The authors conclude that “over the range of site conditions and management practices observed in this research, soil parameters in alley cropping systems of loblolly pine and switchgrass were similar to those observed in switchgrass monoculture or conventional conditions found in juvenile loblolly pine plantations.”

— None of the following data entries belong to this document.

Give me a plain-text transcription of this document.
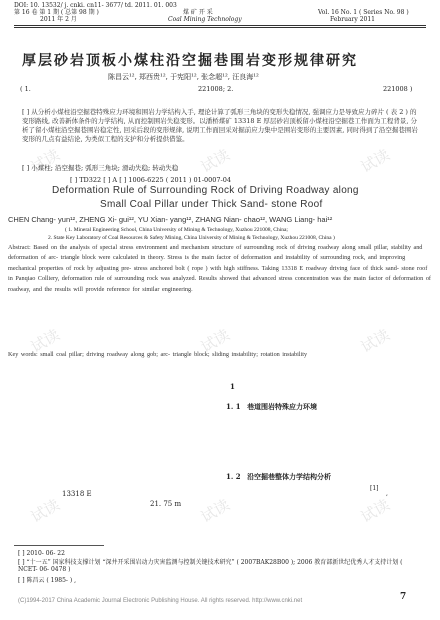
试读	试读	试读
试读	试读	试读
试读	试读	试读
DOI: 10. 13532/ j. cnki. cn11- 3677/ td. 2011. 01. 003
第 16 卷 第 1 期 ( 总第 98 期 )
2011 年 2 月
煤 矿 开 采
Coal Mining Technology
Vol. 16 No. 1 ( Series No. 98 )
February 2011
厚层砂岩顶板小煤柱沿空掘巷围岩变形规律研究
陈昌云¹², 郑西贵¹², 于宪阳¹², 张念超¹², 汪良海¹²
( 1.	221008; 2.	221008 )
[ ] 从分析小煤柱沿空掘巷特殊应力环境和围岩力学结构入手, 理论计算了弧形三角块的变形失稳情况, 强调应力是导致应力碎片 ( 表 2 ) 的变形路线, 改善新体条件的力学结构, 从而控制围岩失稳变形。以潘桥煤矿 13318 E 厚层砂岩顶板留小煤柱沿空掘巷工作面为工程背景, 分析了留小煤柱沿空掘巷围岩稳定性, 回采后段的变形规律, 说明工作面回采对掘前应力集中是围岩变形的主要因素, 同时得到了沿空掘巷围岩变形的几点有益结论, 为类似工程的支护和分析提供借鉴。
[ ] 小煤柱; 沿空掘巷; 弧形三角块; 滑动失稳; 转动失稳
[ ] TD322 [ ] A [ ] 1006-6225 ( 2011 ) 01-0007-04
Deformation Rule of Surrounding Rock of Driving Roadway along
Small Coal Pillar under Thick Sand- stone Roof
CHEN Chang- yun¹², ZHENG Xi- gui¹², YU Xian- yang¹², ZHANG Nian- chao¹², WANG Liang- hai¹²
( 1. Mineral Engineering School, China University of Mining & Technology, Xuzhou 221008, China;
2. State Key Laboratory of Coal Resources & Safety Mining, China University of Mining & Technology, Xuzhou 221008, China )
Abstract: Based on the analysis of special stress environment and mechanism structure of surrounding rock of driving roadway along small pillar, stability and deformation of arc- triangle block were calculated in theory. Stress is the main factor of deformation and instability of surrounding rock, and improving mechanical properties of rock by adjusting pre- stress anchored bolt ( rope ) with high stiffness. Taking 13318 E roadway driving face of thick sand- stone roof in Panqiao Colliery, deformation rule of surrounding rock was analyzed. Results showed that advanced stress concentration was the main factor of deformation of roadway, and the results will provide reference for similar engineering.
Key words: small coal pillar; driving roadway along gob; arc- triangle block; sliding instability; rotation instability
1
1. 1 巷道围岩特殊应力环境
1. 2 沿空掘巷整体力学结构分析
13318 E
21. 75 m
[1]
,
[ ] 2010- 06- 22
[ ] “十一五” 国家科技支撑计划 “深井开采围岩动力灾害监测与控制关键技术研究” ( 2007BAK28B00 ); 2006 教育部新世纪优秀人才支持计划 ( NCET- 06- 0478 )
[ ] 陈昌云 ( 1985- ) ,
(C)1994-2017 China Academic Journal Electronic Publishing House. All rights reserved. http://www.cnki.net	7
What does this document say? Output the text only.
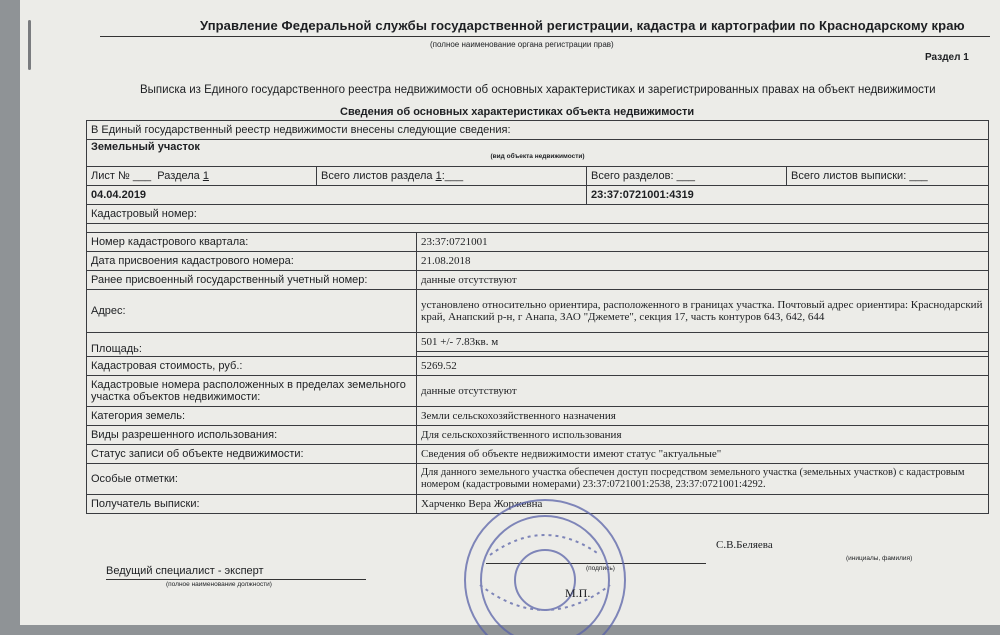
Управление Федеральной службы государственной регистрации, кадастра и картографии по Краснодарскому краю
(полное наименование органа регистрации прав)
Раздел 1
Выписка из Единого государственного реестра недвижимости об основных характеристиках и зарегистрированных правах на объект недвижимости
Сведения об основных характеристиках объекта недвижимости
В Единый государственный реестр недвижимости внесены следующие сведения:				
Земельный участок
(вид объекта недвижимости)				

Лист № ___  Раздела 1	Всего листов раздела 1:___		Всего разделов: ___	Всего листов выписки: ___
04.04.2019			23:37:0721001:4319	
Кадастровый номер:				

Номер кадастрового квартала:		23:37:0721001		
Дата присвоения кадастрового номера:		21.08.2018		
Ранее присвоенный государственный учетный номер:		данные отсутствуют		
Адрес:		установлено относительно ориентира, расположенного в границах участка. Почтовый адрес ориентира: Краснодарский край, Анапский р-н, г Анапа, ЗАО "Джемете", секция 17, часть контуров 643, 642, 644		
Площадь:		501 +/- 7.83кв. м		

Кадастровая стоимость, руб.:		5269.52		
Кадастровые номера расположенных в пределах земельного участка объектов недвижимости:		данные отсутствуют		
Категория земель:		Земли сельскохозяйственного назначения		
Виды разрешенного использования:		Для сельскохозяйственного использования		
Статус записи об объекте недвижимости:		Сведения об объекте недвижимости имеют статус "актуальные"		
Особые отметки:		Для данного земельного участка обеспечен доступ посредством земельного участка (земельных участков) с кадастровым номером (кадастровыми номерами) 23:37:0721001:2538, 23:37:0721001:4292.		
Получатель выписки:		Харченко Вера Жоржевна		
Ведущий специалист - эксперт
(полное наименование должности)
(подпись)
С.В.Беляева
(инициалы, фамилия)
М.П.
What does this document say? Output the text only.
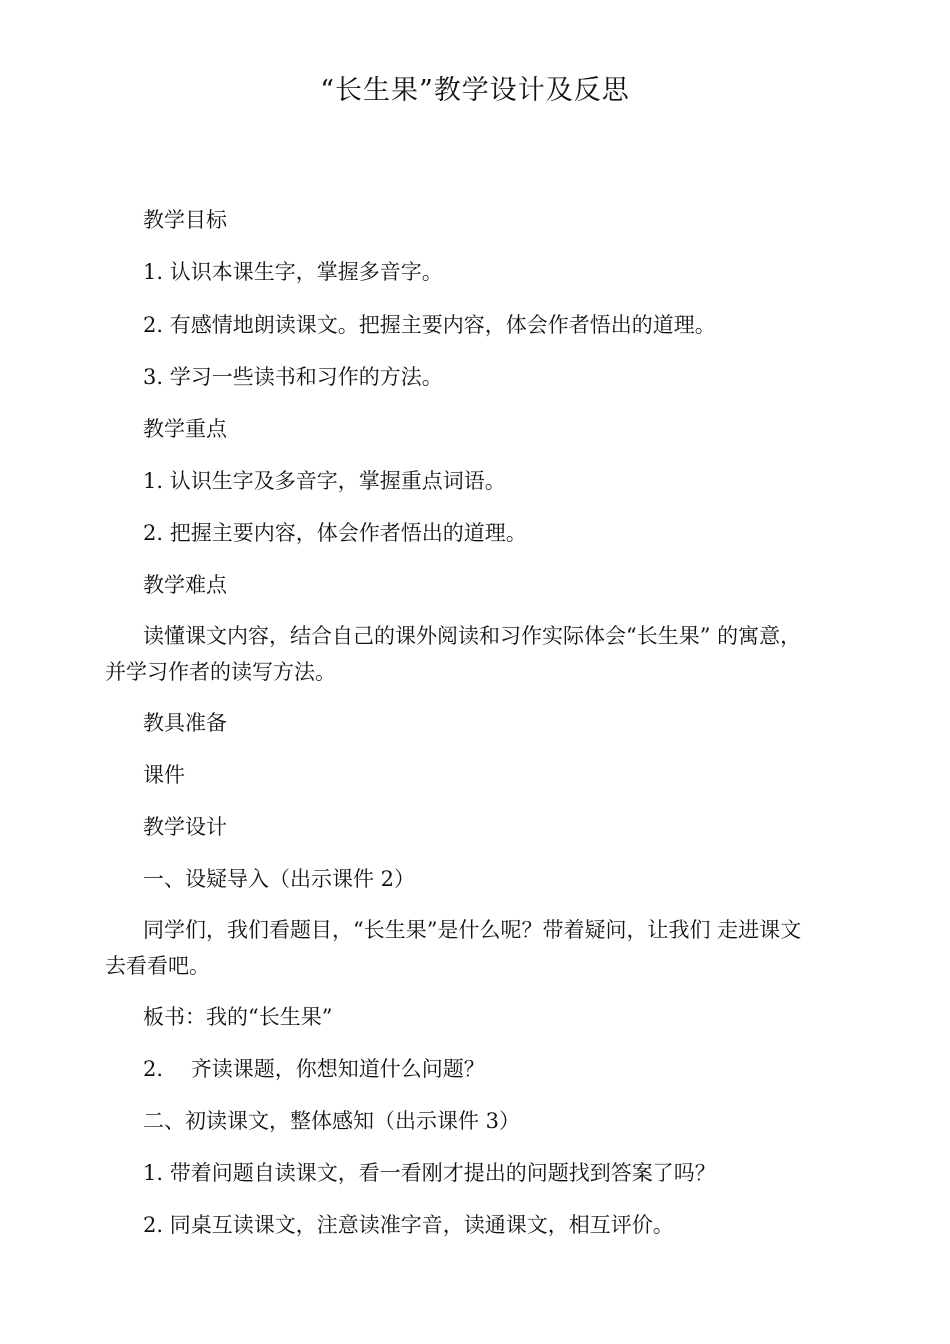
“长生果”教学设计及反思
教学目标
1. 认识本课生字，掌握多音字。
2. 有感情地朗读课文。把握主要内容，体会作者悟出的道理。
3. 学习一些读书和习作的方法。
教学重点
1. 认识生字及多音字，掌握重点词语。
2. 把握主要内容，体会作者悟出的道理。
教学难点
读懂课文内容，结合自己的课外阅读和习作实际体会“长生果” 的寓意，
并学习作者的读写方法。
教具准备
课件
教学设计
一、设疑导入（出示课件 2）
同学们，我们看题目，“长生果”是什么呢？带着疑问，让我们 走进课文
去看看吧。
板书：我的“长生果”
2.　 齐读课题，你想知道什么问题？
二、初读课文，整体感知（出示课件 3）
1. 带着问题自读课文，看一看刚才提出的问题找到答案了吗？
2. 同桌互读课文，注意读准字音，读通课文，相互评价。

The abstract for the paper follows.

“Switchgrass has favorable characteristics as a biofuel feedstock, and it may be feasibly grown on sites currently forested or retired from agricultural production. It is ecologically important to understand the impacts of establishing and managing switchgrass on site nutrient cycling. Four studies conducted in the southeast United States tested switchgrass as a bioenergy crop grown in monoculture, in alley cropping systems, and as an alternative to conventional agricultural rotations. Each trial included comparisons of switchgrass with the prevailing land uses. In each trial, nitrogen mineralization (Nmin), nitrification (Nnit), microbial biomass carbon (Cmic), microbial activity, and labile carbon were measured because of their sensitivity to management practices that alter soil nutrient cycling. In all studies of loblolly pine and switchgrass, switchgrass was apparently the dominant substrate source for Cmic, and Nmin increased when juvenile loblolly pine was isolated with herbicide as the sole vegetation. However, Cmic and Nmin of loblolly pine-switchgrass alley cropping systems were similar to those observed in conventional juvenile loblolly pine plantation conditions. In a trial of converting former agricultural fields into switchgrass or cottonwood biofuel plantations, this conversion reduced Nnit, and therefore the potential for nitrogen losses compared with those for a soybean-sorghum rotation typical for such sites.”



Blazier, M.A., T.R. Clason, H.O. Liechty, Z.H. Leggett, E.B. Sucre, S.D. Roberts, K. Krapfl, and E.D. Vance. 2015. Nitrogen and carbon of switchgrass, loblolly pine, and cottonwood biofuel production systems in the southeast United States. Forest Science 61(3):522–534.